Tatsächlich ist die Verhandlungsposition der Colchoneros gegenüber ihren katalonischen Pendants exzellent. Denn auch in Madrid weiß man, dass die Azulgrana zwingend darauf angewiesen sind, Griezmann loszuwerden, um Gehaltsmasse zu reduzieren.

Dies wiederum ist absolut notwendig, um den angedachten neuen Deal mit Megastar Lionel Messi überhaupt ernsthaft in Betracht ziehen zu können.

Die Macher der Rojiblancos können sich deshalb ganz relaxed nach hinten lehnen - und einfach abwarten. Jeder Tag, der ins Land geht, erhöht den Druck auf die Katalanen.

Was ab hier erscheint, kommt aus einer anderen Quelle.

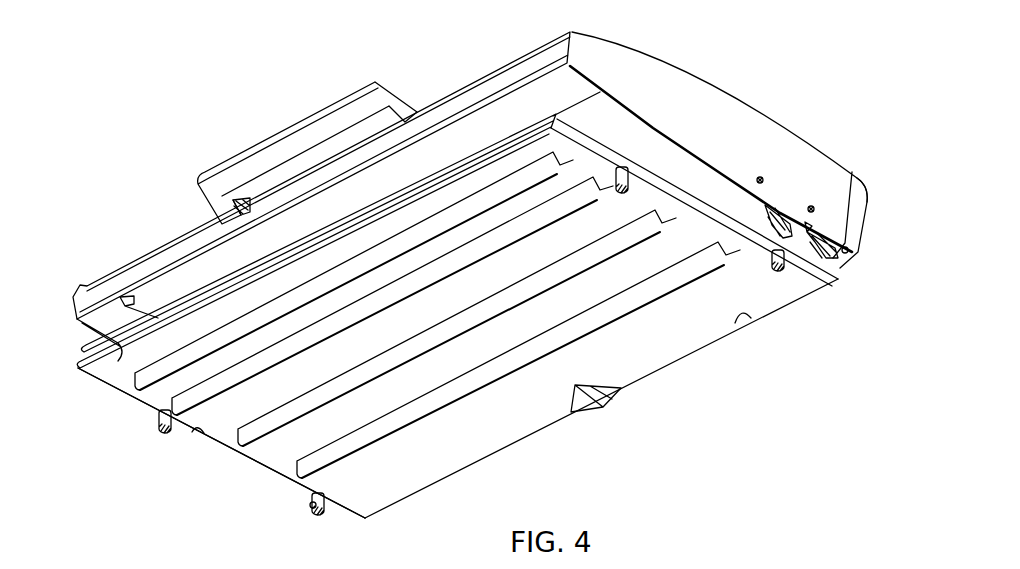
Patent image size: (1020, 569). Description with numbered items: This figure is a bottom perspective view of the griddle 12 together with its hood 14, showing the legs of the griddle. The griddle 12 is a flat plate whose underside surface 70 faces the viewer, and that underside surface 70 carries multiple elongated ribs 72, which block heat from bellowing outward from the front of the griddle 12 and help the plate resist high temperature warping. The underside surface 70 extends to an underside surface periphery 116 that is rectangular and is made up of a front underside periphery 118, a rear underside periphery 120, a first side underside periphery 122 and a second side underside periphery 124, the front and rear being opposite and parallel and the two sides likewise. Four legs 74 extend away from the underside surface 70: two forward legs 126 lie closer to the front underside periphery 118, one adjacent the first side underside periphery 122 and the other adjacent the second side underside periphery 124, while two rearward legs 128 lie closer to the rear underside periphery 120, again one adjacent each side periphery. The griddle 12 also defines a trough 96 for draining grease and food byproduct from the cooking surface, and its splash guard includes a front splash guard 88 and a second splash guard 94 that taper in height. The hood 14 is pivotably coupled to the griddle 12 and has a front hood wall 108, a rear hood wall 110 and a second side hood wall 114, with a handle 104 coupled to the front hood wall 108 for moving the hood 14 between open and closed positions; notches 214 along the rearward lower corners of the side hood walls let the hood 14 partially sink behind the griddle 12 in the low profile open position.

The griddle 12 is at (417, 494).
The hood 14 is at (670, 62).
The underside surface 70 is at (721, 293).
The ribs 72 is at (531, 217).
The legs 74 is at (308, 506).
The front splash guard 88 is at (517, 131).
The second splash guard 94 is at (683, 181).
The trough 96 is at (585, 414).
The handle 104 is at (292, 132).
The front hood wall 108 is at (109, 290).
The rear hood wall 110 is at (862, 229).
The second side hood wall 114 is at (786, 145).
The underside surface periphery 116 is at (257, 459).
The front underside periphery 118 is at (117, 366).
The rear underside periphery 120 is at (749, 318).
The first side underside periphery 122 is at (198, 434).
The second side underside periphery 124 is at (710, 213).
The forward legs 126 is at (618, 167).
The rearward legs 128 is at (328, 510).
The notches 214 is at (848, 174).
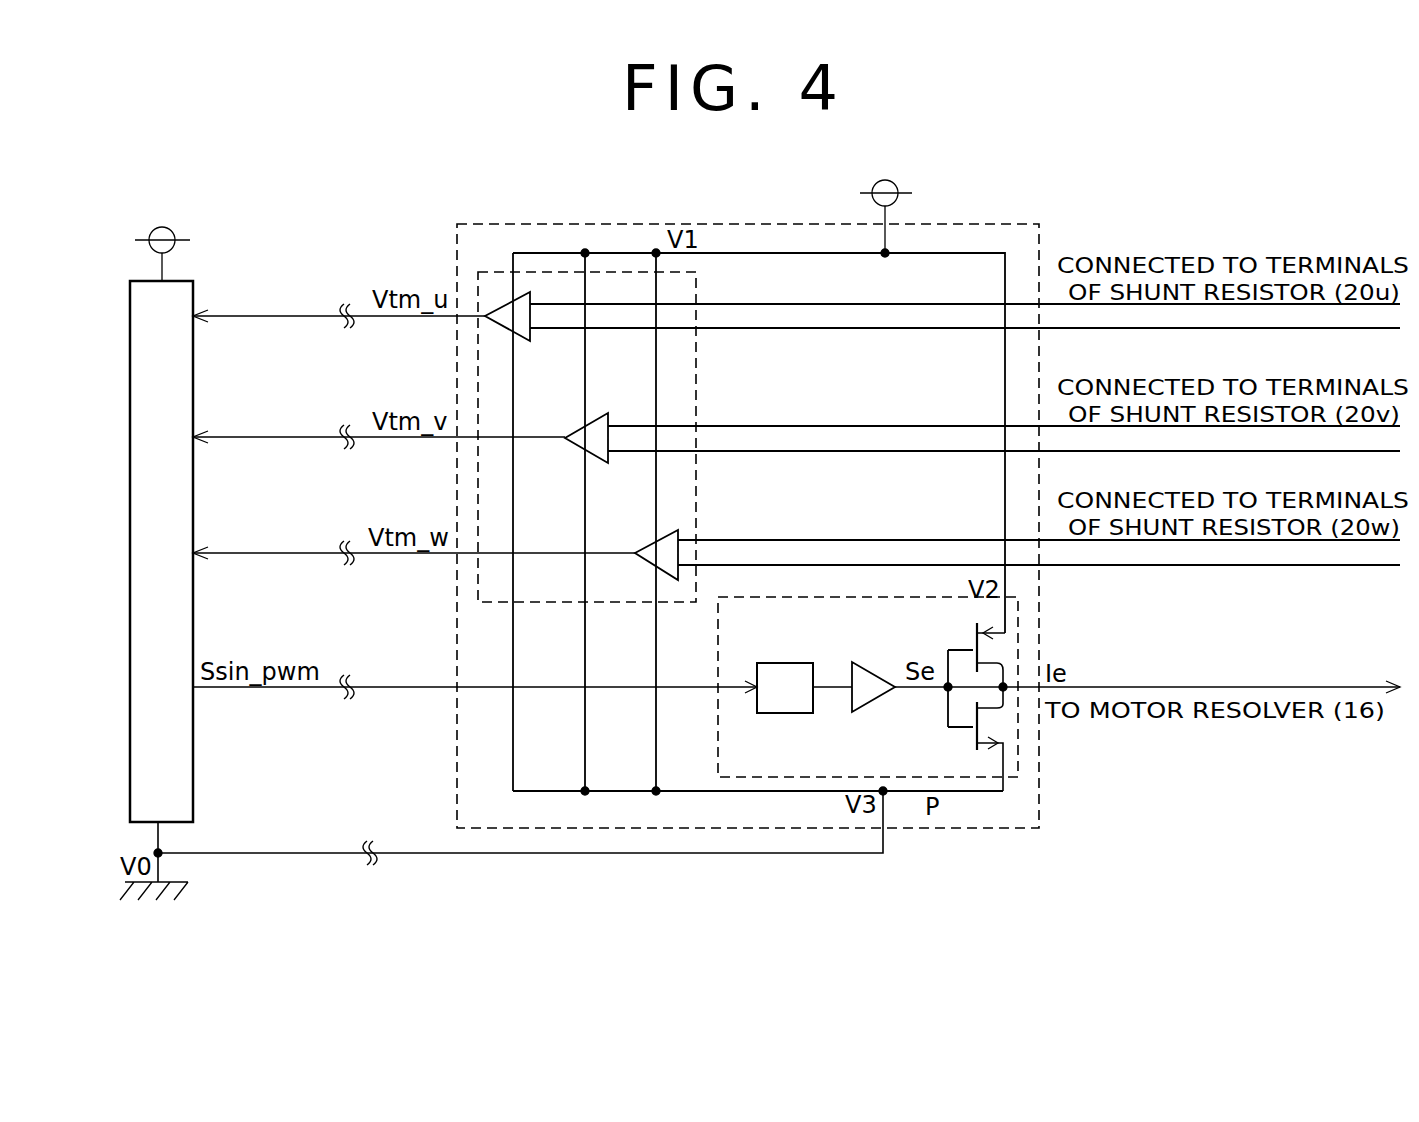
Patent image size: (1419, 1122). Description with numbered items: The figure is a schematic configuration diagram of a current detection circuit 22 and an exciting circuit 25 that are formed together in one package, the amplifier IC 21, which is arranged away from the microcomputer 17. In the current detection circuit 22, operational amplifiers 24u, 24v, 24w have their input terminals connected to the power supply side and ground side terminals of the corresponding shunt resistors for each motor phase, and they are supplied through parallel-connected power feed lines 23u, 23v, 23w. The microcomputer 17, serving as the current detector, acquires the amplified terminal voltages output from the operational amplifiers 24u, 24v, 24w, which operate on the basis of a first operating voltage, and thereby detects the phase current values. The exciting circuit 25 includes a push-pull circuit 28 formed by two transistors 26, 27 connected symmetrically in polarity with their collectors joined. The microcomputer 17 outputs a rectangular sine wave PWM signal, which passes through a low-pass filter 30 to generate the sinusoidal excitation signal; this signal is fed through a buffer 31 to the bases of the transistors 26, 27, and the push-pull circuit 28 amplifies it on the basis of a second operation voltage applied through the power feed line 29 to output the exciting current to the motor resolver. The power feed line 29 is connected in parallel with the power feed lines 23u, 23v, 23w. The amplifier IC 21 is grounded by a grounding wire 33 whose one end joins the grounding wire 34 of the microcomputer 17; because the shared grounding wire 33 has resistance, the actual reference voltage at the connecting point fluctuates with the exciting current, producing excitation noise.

The microcomputer 17 is at (197, 286).
The amplifier IC 21 is at (1040, 240).
The current detection circuit 22 is at (698, 350).
The power feed line 23u is at (548, 483).
The power feed line 23v is at (583, 519).
The power feed line 23w is at (653, 593).
The operational amplifier 24u is at (521, 342).
The operational amplifier 24v is at (600, 413).
The operational amplifier 24w is at (643, 547).
The exciting circuit 25 is at (718, 755).
The transistor 26 is at (977, 628).
The transistor 27 is at (977, 746).
The push-pull circuit 28 is at (922, 656).
The power feed line 29 is at (1005, 488).
The low-pass filter 30 is at (790, 663).
The buffer 31 is at (877, 700).
The grounding wire 33 is at (410, 853).
The grounding wire 34 is at (160, 835).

Diego Simeone will Griezmann zurückholen - die Atlético-Fans nicht unbedingt

Und nicht auf die Madrilenen. Deren Trainer, Diego Simeone, würde in der kommenden Spielzeit zwar liebend gerne mit Antoine Griezmann arbeiten. Doch im Klub weiß man auch über die Gemütslage der Fans bezüglich dieser prospektiven Rückkehr des Franzosen in den Madrider Süden.

Antoine Griezmann
Verließ Atlético im Sommer 2019 nicht in absoluter Harmonie: Antoine Griezmann / Jean Catuffe/Getty Images

Salopp gesagt, ist die Fan-Gemeinde des spanischen Champions in dieser Personalie ziemlich gespalten. Viele Atlético-Fans haben dem Franzosen dessen Wechsel ins Nou Camp vor zwei Jahren immer noch nicht verziehen.

Antoine Griezmann
Diego Simeone würde gerne wieder mit Griezmann arbeiten / Power Sport Images/Getty Images

Wunschspieler des Trainers hin oder her - käme Griezmann am Ende nicht ins Wanda Metropolitano, wäre es für viele Anhänger kein Beinbruch. Also ein klarer Fall von: wenn´s klappt - gut, wenn nicht -auch gut!

Zumal Griezmann sicherlich nicht für viel weniger Gehalt an alter Wirkungsstätte aufschlagen würde. Beim FC Barcelona soll er etwa 17 Millionen Euro jährlich einstreichen - netto versteht sich!

Parallel zu dieser momentan in einer Sackgasse befindlichen Verhandlung zwischen den Blaugrana und ihren Kollegen aus Madrid ploppen fast täglich neue Gerüchte um Griezmann auf.

Dybala-Gerücht von Klub-Offiziellen dementiert

Das jüngste, von der französischen Fachzeitung L´Équipe aufgeworfen, spricht von einem möglichen Tausch zwischen Barça und Juve bezüglich Antoine Griezmann und Paulo Dybala. Auf Nachfrage der Mundo Deportivo sollen Quellen aus dem Klub diese Pläne aber dementiert haben.

Paulo Dybala
Angeblich kein Thema beim FC Barcelona: Paulo Dybala von Juventus Turin / Nicolò Campo/Getty Images

Es bleibt also auch in Zukunft spannend rund um den FC Barcelona und seinen verzweifelten Versuch, mit allen Mitteln Kosten einzusparen, um Superstar Lionel Messi weiterhin bezahlen zu können.